• By Matt Foster •
With much of our early-planted corn denting (Figure 1), kernels are filling weight and size. Since heat unit accumulation has been lower this year, crop development may be a few days behind schedule.
As the corn crop approaches maturity, one of the most important management decisions you will make is when to terminate irrigation. Factors such as estimated time to maturity and soil moisture should be considered when making this decision. Corn kernels continue to gain weight and size until physiological maturity or black layer (R6).
Previous research has shown that terminating irrigation too soon during the dent stage (R5) can reduce grain yield up to 20%.
Staging corn at the R5 growth stage is done by monitoring the milk line (Figure 1). To see the milk line, break a corn ear in half and look at the cross-section of the top half of the ear (the side of kernels opposite the embryo).
The starchy solid interior portion moves from the top of the kernel toward the cob as the kernel matures. Kernels within the R5 growth stage are specifically designated by the progression of the milk line: one-quarter, one-half or three-quarters.

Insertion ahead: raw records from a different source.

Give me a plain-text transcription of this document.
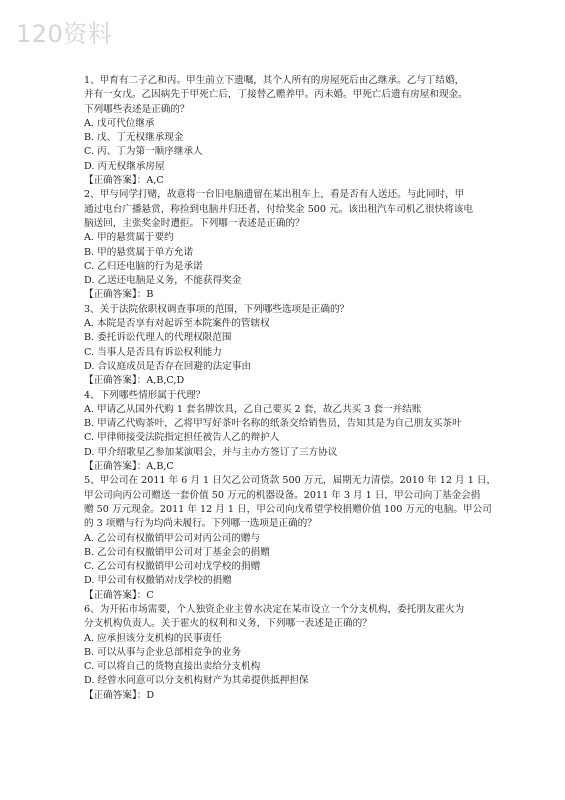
120资料
1、甲育有二子乙和丙。甲生前立下遗嘱，其个人所有的房屋死后由乙继承。乙与丁结婚，
并有一女戊。乙因病先于甲死亡后，丁接替乙赡养甲。丙未婚。甲死亡后遗有房屋和现金。
下列哪些表述是正确的？
A. 戊可代位继承
B. 戊、丁无权继承现金
C. 丙、丁为第一顺序继承人
D. 丙无权继承房屋
【正确答案】：A,C
2、甲与同学打赌，故意将一台旧电脑遗留在某出租车上，看是否有人送还。与此同时，甲
通过电台广播悬赏，称捡到电脑并归还者，付给奖金 500 元。该出租汽车司机乙很快将该电
脑送回，主张奖金时遭拒。下列哪一表述是正确的？
A. 甲的悬赏属于要约
B. 甲的悬赏属于单方允诺
C. 乙归还电脑的行为是承诺
D. 乙送还电脑是义务，不能获得奖金
【正确答案】：B
3、关于法院依职权调查事项的范围，下列哪些选项是正确的？
A. 本院是否享有对起诉至本院案件的管辖权
B. 委托诉讼代理人的代理权限范围
C. 当事人是否具有诉讼权利能力
D. 合议庭成员是否存在回避的法定事由
【正确答案】：A,B,C,D
4、下列哪些情形属于代理？
A. 甲请乙从国外代购 1 套名牌饮具，乙自己要买 2 套，故乙共买 3 套一并结账
B. 甲请乙代购茶叶，乙将甲写好茶叶名称的纸条交给销售员，告知其是为自己朋友买茶叶
C. 甲律师接受法院指定担任被告人乙的辩护人
D. 甲介绍歌星乙参加某演唱会，并与主办方签订了三方协议
【正确答案】：A,B,C
5、甲公司在 2011 年 6 月 1 日欠乙公司货款 500 万元，届期无力清偿。2010 年 12 月 1 日，
甲公司向丙公司赠送一套价值 50 万元的机器设备。2011 年 3 月 1 日，甲公司向丁基金会捐
赠 50 万元现金。2011 年 12 月 1 日，甲公司向戊希望学校捐赠价值 100 万元的电脑。甲公司
的 3 项赠与行为均尚未履行。下列哪一选项是正确的？
A. 乙公司有权撤销甲公司对丙公司的赠与
B. 乙公司有权撤销甲公司对丁基金会的捐赠
C. 乙公司有权撤销甲公司对戊学校的捐赠
D. 甲公司有权撤销对戊学校的捐赠
【正确答案】：C
6、为开拓市场需要，个人独资企业主曾水决定在某市设立一个分支机构，委托朋友霍火为
分支机构负责人。关于霍火的权利和义务，下列哪一表述是正确的？
A. 应承担该分支机构的民事责任
B. 可以从事与企业总部相竞争的业务
C. 可以将自己的货物直接出卖给分支机构
D. 经曾水同意可以分支机构财产为其弟提供抵押担保
【正确答案】：D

Progression of the milk line and time required between each quarter are temperature, moisture and hybrid dependent. It generally takes around 24 days for the milk line to progress through the entire kernel profile.
Following the progression of the milk line during R5 is a good way to estimate when a field will reach R6. This stage can be identified by a black layer at the tip of the kernel (Figure 1). Once a field reaches black layer, irrigation can be terminated since any stress has little effect on grain yield.